Même quand elles sont vendues en carton, il y a une petite fenêtre en plastique pour voir les pâtes. (NICOLAS GUYONNET/Hans Lucas via AFP)
publié le 31 décembre 2021 à 16h39

«Le plastique c’est fantastique !», chantait Elmer Food Beat en 1990. Trois décennies plus tard, le refrain résonne encore dans l’esprit de certains industriels… A partir de ce samedi, de nouvelles dispositions de la loi anti-gaspillage entreront en vigueur. Au programme : l’interdiction des suremballages plastiques des fruits et légumes frais de moins de 1,5 kilogramme, des jouets en plastique dans les fast-foods ou encore les sachets de thé en plastique non biodégradable.

Une avancée pourrait-on se réjouir. Cependant pour Olivier Chollet, coordinateur de l’association Plastic Attack, «non seulement il reste encore des aberrations, mais en plus le lobby du plastique et les industriels vont chercher à contourner la loi, en trouver les failles comme elles le font systématiquement». Tour d’horizon de leurs plus belles supercheries et aberrations, qui sont pour certaines encore en vigueur.

De la vaisselle jetable vendue comme «réutilisable»

Cinq ans. C’est le temps qu’ont eu les industriels pour se préparer à l’interdiction des verres, couverts et assiettes en plastique. La loi de transition énergétique de 2015 puis celle anti-gaspillage les astreignaient à remplacer le matériau honni par d’autres biosourcés et compostables. Mais au lieu de cela, certains se sont évertués à trouver un moyen de contourner la réglementation.

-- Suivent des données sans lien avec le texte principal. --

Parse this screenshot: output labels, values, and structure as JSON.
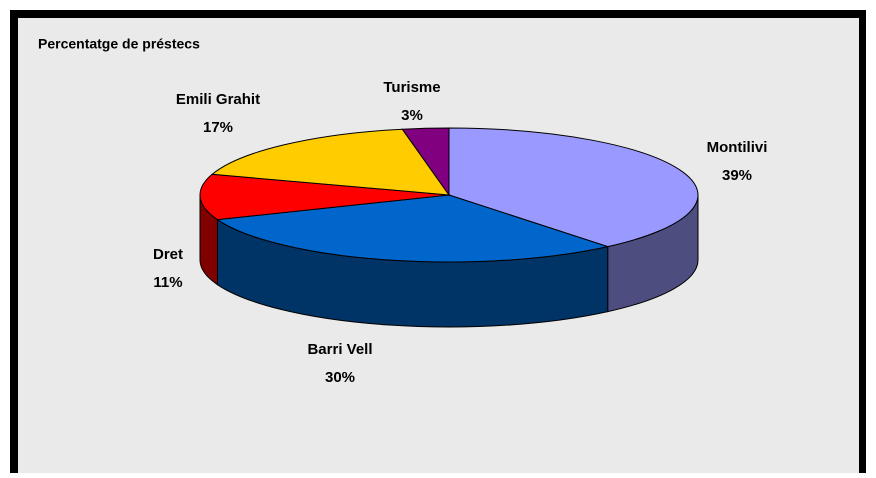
{
  "chart_data": {
    "type": "pie3d",
    "title": "Percentatge de préstecs",
    "categories": [
      "Montilivi",
      "Barri Vell",
      "Dret",
      "Emili Grahit",
      "Turisme"
    ],
    "values": [
      39,
      30,
      11,
      17,
      3
    ],
    "value_labels": [
      "39%",
      "30%",
      "11%",
      "17%",
      "3%"
    ],
    "colors": [
      "#9999ff",
      "#0066cc",
      "#ff0000",
      "#ffcc00",
      "#800080"
    ],
    "side_colors": [
      "#4d4d80",
      "#003366",
      "#800000",
      "#806600",
      "#400040"
    ]
  }
}
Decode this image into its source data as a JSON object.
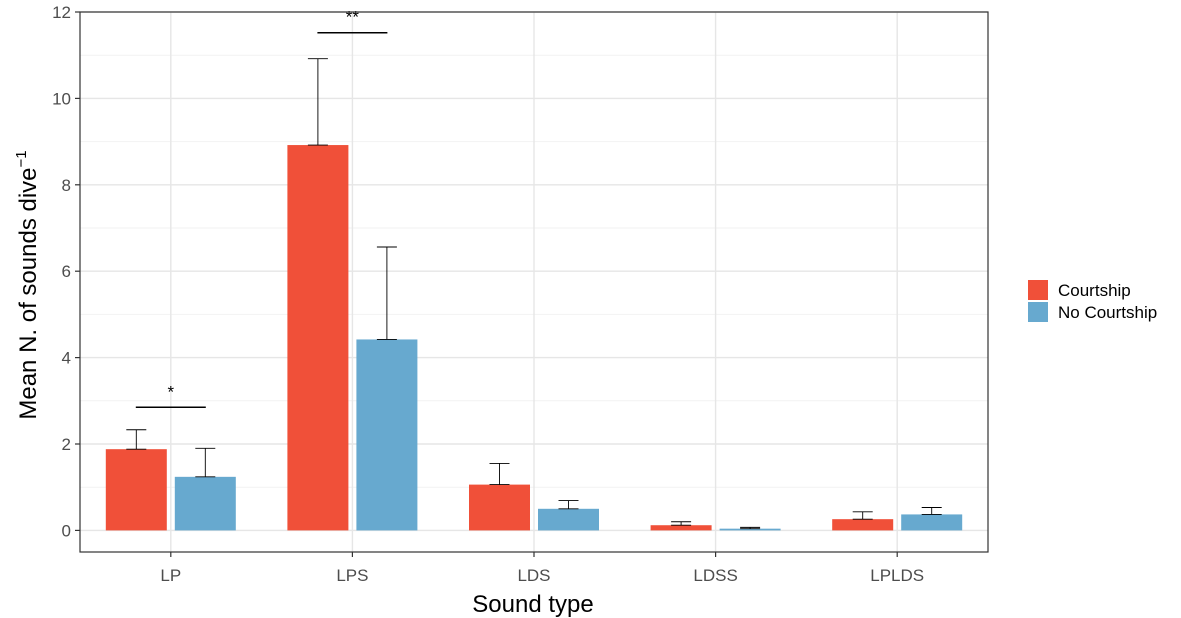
{
  "chart_data": {
    "type": "bar",
    "xlabel": "Sound type",
    "ylabel": "Mean N. of sounds dive",
    "ylabel_superscript": "−1",
    "ylim": [
      -0.5,
      12
    ],
    "yticks": [
      0,
      2,
      4,
      6,
      8,
      10,
      12
    ],
    "categories": [
      "LP",
      "LPS",
      "LDS",
      "LDSS",
      "LPLDS"
    ],
    "series": [
      {
        "name": "Courtship",
        "color": "#F05039",
        "values": [
          1.88,
          8.92,
          1.06,
          0.12,
          0.26
        ],
        "error_upper": [
          2.33,
          10.92,
          1.55,
          0.2,
          0.43
        ]
      },
      {
        "name": "No Courtship",
        "color": "#67A9CF",
        "values": [
          1.24,
          4.42,
          0.5,
          0.04,
          0.37
        ],
        "error_upper": [
          1.9,
          6.56,
          0.69,
          0.07,
          0.53
        ]
      }
    ],
    "significance": [
      {
        "category": "LP",
        "label": "*",
        "y": 2.85
      },
      {
        "category": "LPS",
        "label": "**",
        "y": 11.52
      }
    ],
    "grid": true,
    "legend_position": "right"
  }
}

Un des subterfuges imaginés a été d’augmenter le grammage de plastique pour que cette vaisselle casse moins et ne soit ainsi plus considérée comme «jetable» mais «réutilisable». C’est très grotesque, mais c’est passé : pendant plusieurs mois, des enseignes telles que Carrefour, Franprix ou Leader Price ont vendu ces objets en plastique qui n’avaient de réutilisable que le nom, parfois par packs de 100. Heureusement des consommateurs s’en sont rendu compte. L’association Zero Waste s’est penchée sur le cas et tous ces couverts ont depuis été retirés de la vente en grande distribution.

Des fruits épluchés puis vendus dans du plastique

Eplucher une banane, peler une orange : cela demande un effort si considérable que certaines enseignes proposent de le faire à notre place ! Et de placer le fruit, ôté de sa protection naturelle, dans une nouvelle coque… artificielle. Une bonne grosse boîte en plastique, non recyclable qui plus est. Cette pratique insensée avait été repérée puis dénoncée en 2012 en Autriche, où l’enseigne de supermarchés Billa a vendu sous-vide des bananes pré-épluchées, puis en 2016 au Royaume-Uni.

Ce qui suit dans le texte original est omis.